When the dust clears after election day…

Dr. Jon Roebuck, Executive Director

unknown-2Once again we have the important and rare privilege that our democracy affords us of going to the polls this week and casting our vote.  Thank God that we can.  And thank God that its nearly over.  For almost two years America has been caught up in the rhetoric of partisan politics.  We have heard the speeches, watched the debates, listened to the platforms, and formed our opinions.  It has been a long, angry, divisive battle.  The question becomes where to go from here…

What will happen when the dust clears later this week?  What happens when the votes are counted and a winner is proclaimed?  Will we stand and celebrate the electoral process and marvel that as Americans we have once again celebrated the peaceful transference of power?  Will we shake hands with our political enemies and seek to craft a more perfect union?  Maybe… maybe not.

Allow me to suggest some steps to take on the morning of November 9th as the dust starts to clear.

  1. Put your Christian convictions into practice. In other words, act Christ-like.  Think before you speak.  Extend compassion in your attitudes.  Offer grace.  Jesus offered the radical idea of loving our enemies and praying for those who persecute us… that includes those on the other side of the political aisle.  Refuse to the temptation to write off a friendship because of politics.  Christ is not honored by broken relationships.  Christians are to be known by their love, not by lingering, divisive attitudes towards those who disagree with them.
  2. Pray for the new president. Paul writes to Timothy, “I urge you, first of all, to pray for all people. Ask God to help them; intercede on their behalf, and give thanks for them. Pray this way for kings and all who are in authority so that we can live peaceful and quiet lives marked by godliness and dignity. This is good and pleases God our Savior…” (I Timothy 2:1-3) How you pray is critical.  Your prayers should be for the health and well-being of the President, for wisdom, and for safety. As a believer, you should offer that prayer consistently.
  3. If you have been caustically active on social media, you need to ask God to forgive you and apologize to your fellow citizens. Without question social media has given voice to millions with little governance or consequence.  Rumors, falsehoods, and opinions quickly became accepted truth.  Deceit remains sinful, even if carried out on the internet where people will often say something electronically to someone else that they would never say in person.
  4. Begin to create a better nation by becoming a better citizen. Volunteer at a non-profit.  Give to charities that do important work.  Get to know your neighbors.  Develop relationships with people who are very different from you… racially, ethnically, religiously, philosophically.
  5. Be a gracious winner or a good loser.
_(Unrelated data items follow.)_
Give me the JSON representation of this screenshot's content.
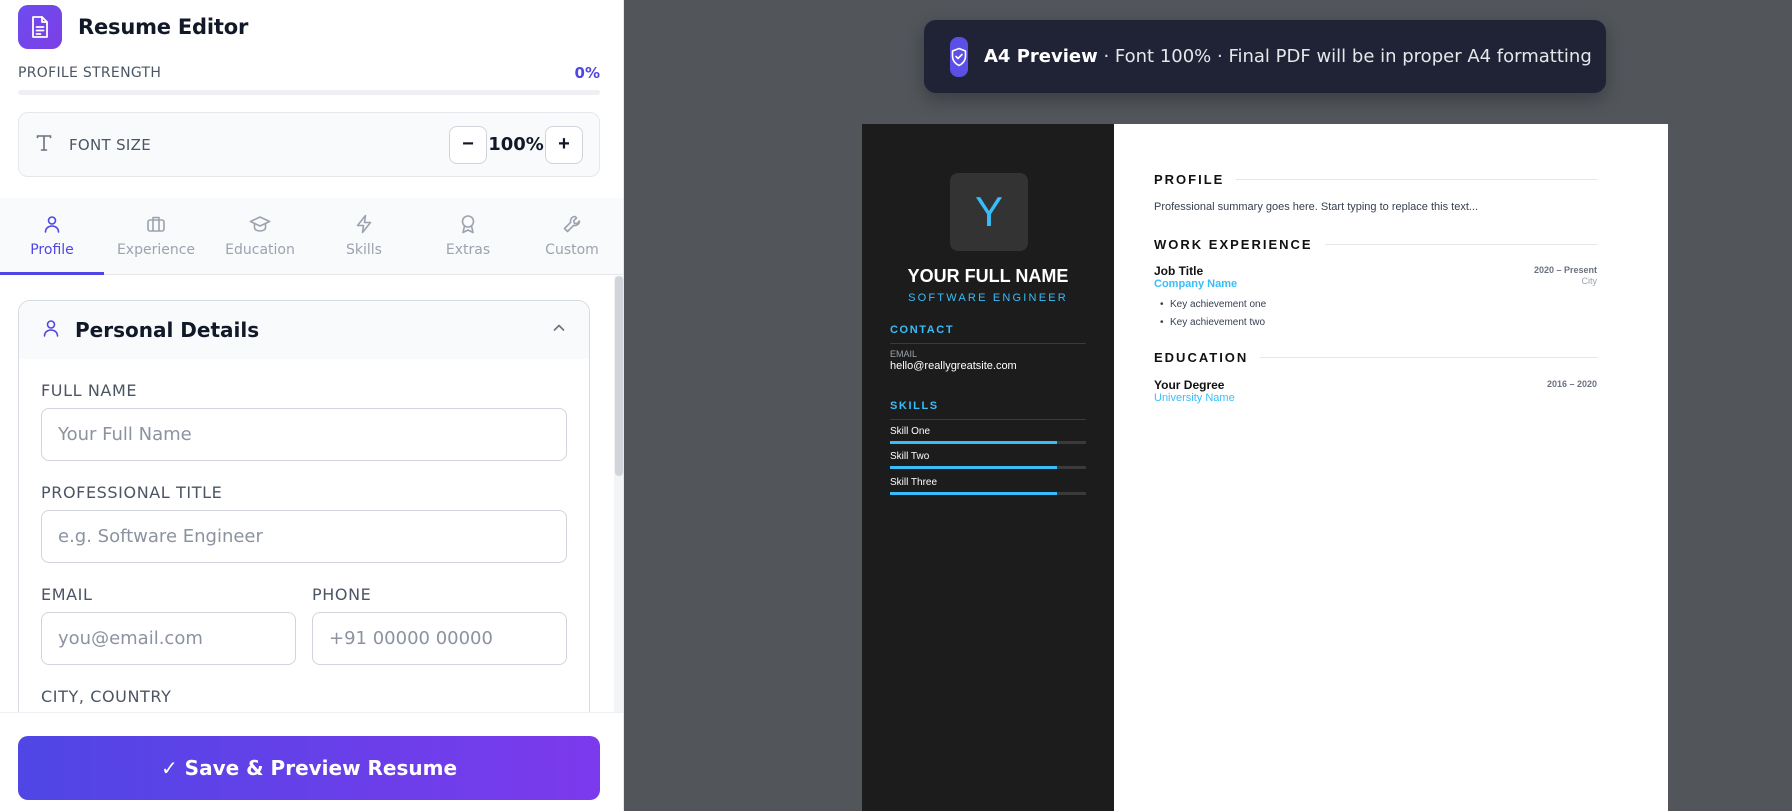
{
  "editor": {
    "app_title": "Resume Editor",
    "profile_strength": {
      "label": "PROFILE STRENGTH",
      "value": "0%",
      "progress_fraction": 0
    },
    "font_size": {
      "label": "FONT SIZE",
      "value": "100%",
      "decrease": "−",
      "increase": "+"
    },
    "tabs": [
      {
        "label": "Profile",
        "icon": "user-icon",
        "active": true
      },
      {
        "label": "Experience",
        "icon": "briefcase-icon",
        "active": false
      },
      {
        "label": "Education",
        "icon": "graduation-cap-icon",
        "active": false
      },
      {
        "label": "Skills",
        "icon": "lightning-icon",
        "active": false
      },
      {
        "label": "Extras",
        "icon": "award-icon",
        "active": false
      },
      {
        "label": "Custom",
        "icon": "wrench-icon",
        "active": false
      }
    ],
    "section": {
      "title": "Personal Details",
      "fields": {
        "full_name": {
          "label": "FULL NAME",
          "placeholder": "Your Full Name",
          "value": ""
        },
        "professional_title": {
          "label": "PROFESSIONAL TITLE",
          "placeholder": "e.g. Software Engineer",
          "value": ""
        },
        "email": {
          "label": "EMAIL",
          "placeholder": "you@email.com",
          "value": ""
        },
        "phone": {
          "label": "PHONE",
          "placeholder": "+91 00000 00000",
          "value": ""
        },
        "city_country": {
          "label": "CITY, COUNTRY",
          "placeholder": "",
          "value": ""
        }
      }
    },
    "save_button": "✓ Save & Preview Resume"
  },
  "preview": {
    "banner": {
      "strong": "A4 Preview",
      "rest": " · Font 100% · Final PDF will be in proper A4 formatting"
    },
    "resume": {
      "initial": "Y",
      "name": "YOUR FULL NAME",
      "title": "SOFTWARE ENGINEER",
      "contact_heading": "CONTACT",
      "email_label": "EMAIL",
      "email": "hello@reallygreatsite.com",
      "skills_heading": "SKILLS",
      "skills": [
        {
          "name": "Skill One",
          "level": 0.85
        },
        {
          "name": "Skill Two",
          "level": 0.85
        },
        {
          "name": "Skill Three",
          "level": 0.85
        }
      ],
      "profile_heading": "PROFILE",
      "summary": "Professional summary goes here. Start typing to replace this text...",
      "work_heading": "WORK EXPERIENCE",
      "job": {
        "title": "Job Title",
        "company": "Company Name",
        "dates": "2020 – Present",
        "city": "City",
        "bullets": [
          "Key achievement one",
          "Key achievement two"
        ]
      },
      "education_heading": "EDUCATION",
      "education": {
        "degree": "Your Degree",
        "school": "University Name",
        "dates": "2016 – 2020"
      }
    }
  },
  "colors": {
    "accent": "#4f46e5",
    "accent_purple": "#7c3aed",
    "resume_accent": "#38bdf8",
    "sidebar_dark": "#1c1c1c",
    "preview_bg": "#52565b"
  }
}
The nation is divided enough.  The hostility needs to quieten.  No one needs to read one more ugly post from you on Facebook or hear you taunt your conquered foes on Twitter.  Take down your yard signs and move ahead.  There is work that needs to be done by all of us as Americans.  It’s time for us to get back to the concept of the “United” States.

May God help us forge a better nation, a more thoughtful dialogue, and a more civil discourse.  It all begins with each of us.